According to the study, the consequences of this process can lead to impaired fatty acid release leading to obesity, impaired insulin receptor response leading to diabetes, impaired one-carbon metabolism leading to neural tube defects and autism, impaired cell cycle control during DNA synthesis, and disregulated phosphorylation cascades leading to cancer, lung disorders, and autoimmune diseases.
In June a delegation of independent scientists including the study’s authors, presented their findings at a Congressional briefing sponsored by U.S Representative Ted Lieu, urging lawmakers to call on the EPA to ban RoundUp, Monsanto’s flagship herbicide.
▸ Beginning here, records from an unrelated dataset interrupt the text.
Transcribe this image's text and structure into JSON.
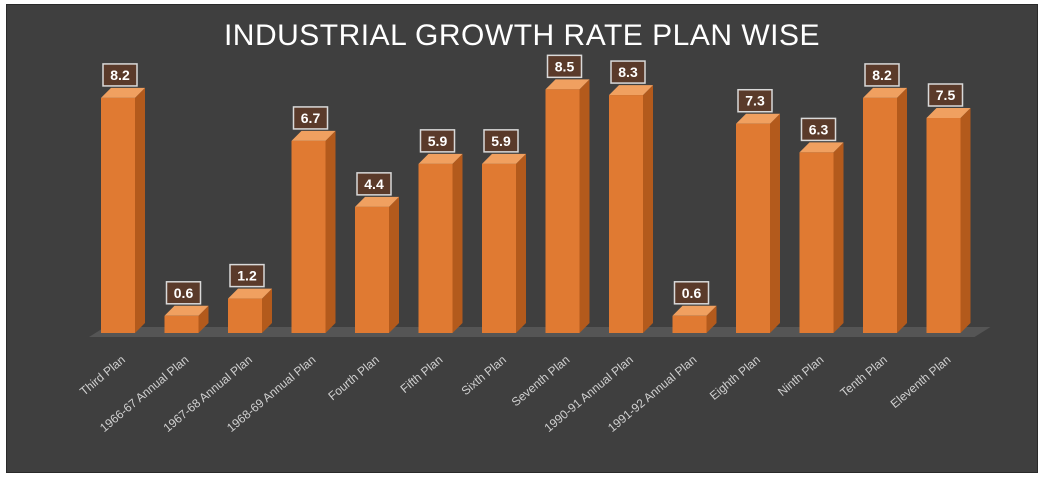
{
  "chart_data": {
    "type": "bar",
    "title": "INDUSTRIAL GROWTH RATE PLAN WISE",
    "categories": [
      "Third Plan",
      "1966-67 Annual Plan",
      "1967-68 Annual Plan",
      "1968-69 Annual Plan",
      "Fourth Plan",
      "Fifth Plan",
      "Sixth Plan",
      "Seventh Plan",
      "1990-91 Annual Plan",
      "1991-92 Annual Plan",
      "Eighth Plan",
      "Ninth Plan",
      "Tenth Plan",
      "Eleventh Plan"
    ],
    "values": [
      8.2,
      0.6,
      1.2,
      6.7,
      4.4,
      5.9,
      5.9,
      8.5,
      8.3,
      0.6,
      7.3,
      6.3,
      8.2,
      7.5
    ],
    "data_labels": [
      "8.2",
      "0.6",
      "1.2",
      "6.7",
      "4.4",
      "5.9",
      "5.9",
      "8.5",
      "8.3",
      "0.6",
      "7.3",
      "6.3",
      "8.2",
      "7.5"
    ],
    "ylim": [
      0,
      9
    ],
    "grid": false,
    "colors": {
      "bar_front": "#e07a32",
      "bar_side": "#b35a1c",
      "bar_top": "#f0a060",
      "background": "#3f3f3f",
      "floor": "#555555",
      "label_box": "#5a3a2a"
    }
  }
}
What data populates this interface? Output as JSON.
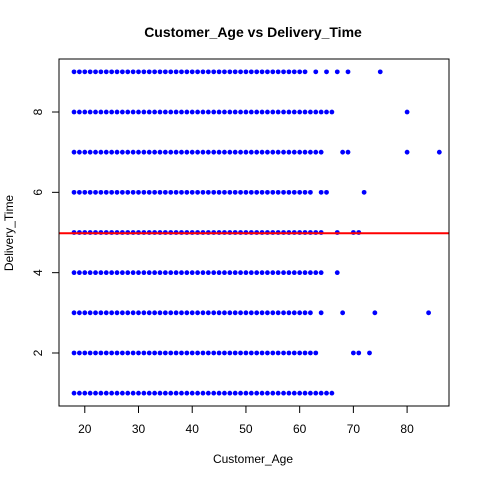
{
  "chart_data": {
    "type": "scatter",
    "title": "Customer_Age vs Delivery_Time",
    "xlabel": "Customer_Age",
    "ylabel": "Delivery_Time",
    "xlim": [
      15.2,
      87.8
    ],
    "ylim": [
      0.68,
      9.32
    ],
    "xticks": [
      20,
      30,
      40,
      50,
      60,
      70,
      80
    ],
    "yticks": [
      2,
      4,
      6,
      8
    ],
    "grid": false,
    "legend": "none",
    "point_color": "#0000FF",
    "reference_line": {
      "orientation": "horizontal",
      "y": 4.98,
      "color": "#FF0000"
    },
    "series": [
      {
        "points": [
          {
            "y": 9,
            "ages": [
              18,
              19,
              20,
              21,
              22,
              23,
              24,
              25,
              26,
              27,
              28,
              29,
              30,
              31,
              32,
              33,
              34,
              35,
              36,
              37,
              38,
              39,
              40,
              41,
              42,
              43,
              44,
              45,
              46,
              47,
              48,
              49,
              50,
              51,
              52,
              53,
              54,
              55,
              56,
              57,
              58,
              59,
              60,
              61,
              63,
              65,
              67,
              69,
              75
            ]
          },
          {
            "y": 8,
            "ages": [
              18,
              19,
              20,
              21,
              22,
              23,
              24,
              25,
              26,
              27,
              28,
              29,
              30,
              31,
              32,
              33,
              34,
              35,
              36,
              37,
              38,
              39,
              40,
              41,
              42,
              43,
              44,
              45,
              46,
              47,
              48,
              49,
              50,
              51,
              52,
              53,
              54,
              55,
              56,
              57,
              58,
              59,
              60,
              61,
              62,
              63,
              64,
              65,
              66,
              80
            ]
          },
          {
            "y": 7,
            "ages": [
              18,
              19,
              20,
              21,
              22,
              23,
              24,
              25,
              26,
              27,
              28,
              29,
              30,
              31,
              32,
              33,
              34,
              35,
              36,
              37,
              38,
              39,
              40,
              41,
              42,
              43,
              44,
              45,
              46,
              47,
              48,
              49,
              50,
              51,
              52,
              53,
              54,
              55,
              56,
              57,
              58,
              59,
              60,
              61,
              62,
              63,
              64,
              68,
              69,
              80,
              86
            ]
          },
          {
            "y": 6,
            "ages": [
              18,
              19,
              20,
              21,
              22,
              23,
              24,
              25,
              26,
              27,
              28,
              29,
              30,
              31,
              32,
              33,
              34,
              35,
              36,
              37,
              38,
              39,
              40,
              41,
              42,
              43,
              44,
              45,
              46,
              47,
              48,
              49,
              50,
              51,
              52,
              53,
              54,
              55,
              56,
              57,
              58,
              59,
              60,
              61,
              62,
              64,
              65,
              72
            ]
          },
          {
            "y": 5,
            "ages": [
              18,
              19,
              20,
              21,
              22,
              23,
              24,
              25,
              26,
              27,
              28,
              29,
              30,
              31,
              32,
              33,
              34,
              35,
              36,
              37,
              38,
              39,
              40,
              41,
              42,
              43,
              44,
              45,
              46,
              47,
              48,
              49,
              50,
              51,
              52,
              53,
              54,
              55,
              56,
              57,
              58,
              59,
              60,
              61,
              62,
              63,
              64,
              67,
              70,
              71
            ]
          },
          {
            "y": 4,
            "ages": [
              18,
              19,
              20,
              21,
              22,
              23,
              24,
              25,
              26,
              27,
              28,
              29,
              30,
              31,
              32,
              33,
              34,
              35,
              36,
              37,
              38,
              39,
              40,
              41,
              42,
              43,
              44,
              45,
              46,
              47,
              48,
              49,
              50,
              51,
              52,
              53,
              54,
              55,
              56,
              57,
              58,
              59,
              60,
              61,
              62,
              63,
              64,
              67
            ]
          },
          {
            "y": 3,
            "ages": [
              18,
              19,
              20,
              21,
              22,
              23,
              24,
              25,
              26,
              27,
              28,
              29,
              30,
              31,
              32,
              33,
              34,
              35,
              36,
              37,
              38,
              39,
              40,
              41,
              42,
              43,
              44,
              45,
              46,
              47,
              48,
              49,
              50,
              51,
              52,
              53,
              54,
              55,
              56,
              57,
              58,
              59,
              60,
              61,
              62,
              64,
              68,
              74,
              84
            ]
          },
          {
            "y": 2,
            "ages": [
              18,
              19,
              20,
              21,
              22,
              23,
              24,
              25,
              26,
              27,
              28,
              29,
              30,
              31,
              32,
              33,
              34,
              35,
              36,
              37,
              38,
              39,
              40,
              41,
              42,
              43,
              44,
              45,
              46,
              47,
              48,
              49,
              50,
              51,
              52,
              53,
              54,
              55,
              56,
              57,
              58,
              59,
              60,
              61,
              62,
              63,
              70,
              71,
              73
            ]
          },
          {
            "y": 1,
            "ages": [
              18,
              19,
              20,
              21,
              22,
              23,
              24,
              25,
              26,
              27,
              28,
              29,
              30,
              31,
              32,
              33,
              34,
              35,
              36,
              37,
              38,
              39,
              40,
              41,
              42,
              43,
              44,
              45,
              46,
              47,
              48,
              49,
              50,
              51,
              52,
              53,
              54,
              55,
              56,
              57,
              58,
              59,
              60,
              61,
              62,
              63,
              64,
              65,
              66
            ]
          }
        ]
      }
    ]
  }
}
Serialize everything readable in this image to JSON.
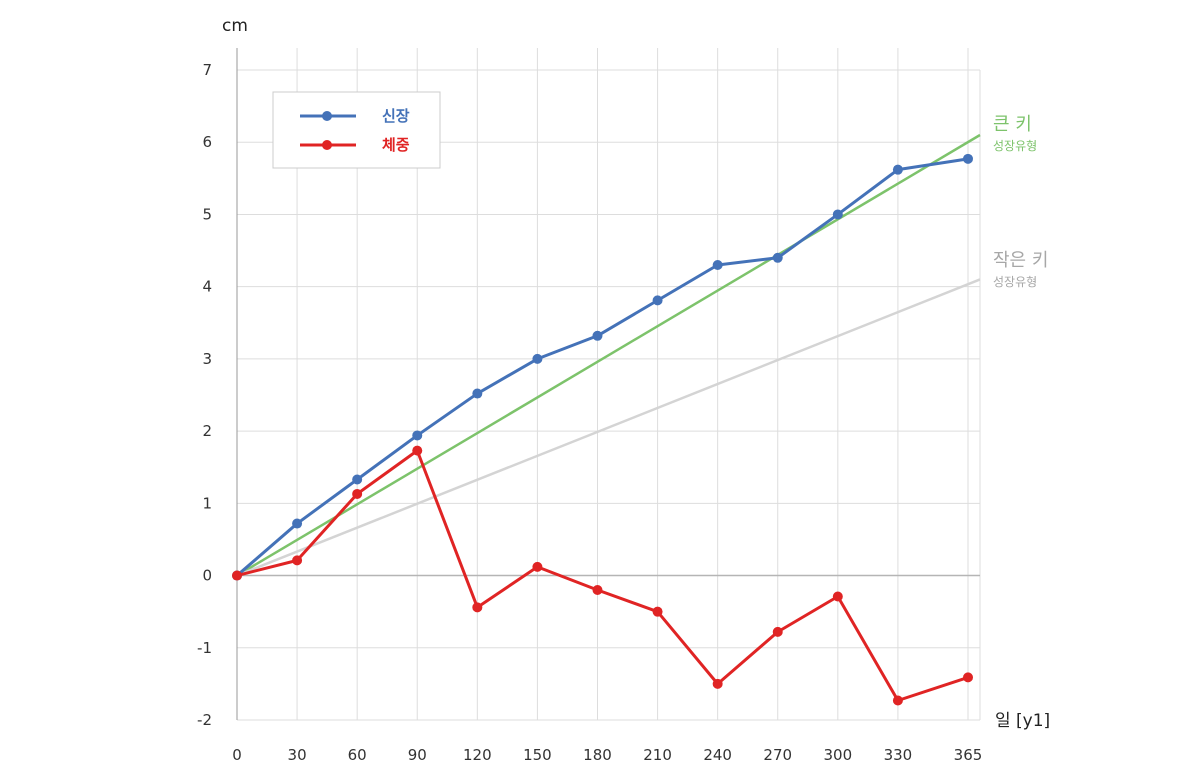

A review in the medical journal Lancet Neurology in November noted: Increased risk of Parkinson’s disease has been associated with exposure to pesticides, consumption of dairy products, history of melanoma, and traumatic brain injury, whereas a reduced risk has been reported in association with smoking, caffeine consumption, higher serum urate concentrations, physical activity, and use of ibuprofen and other common medications.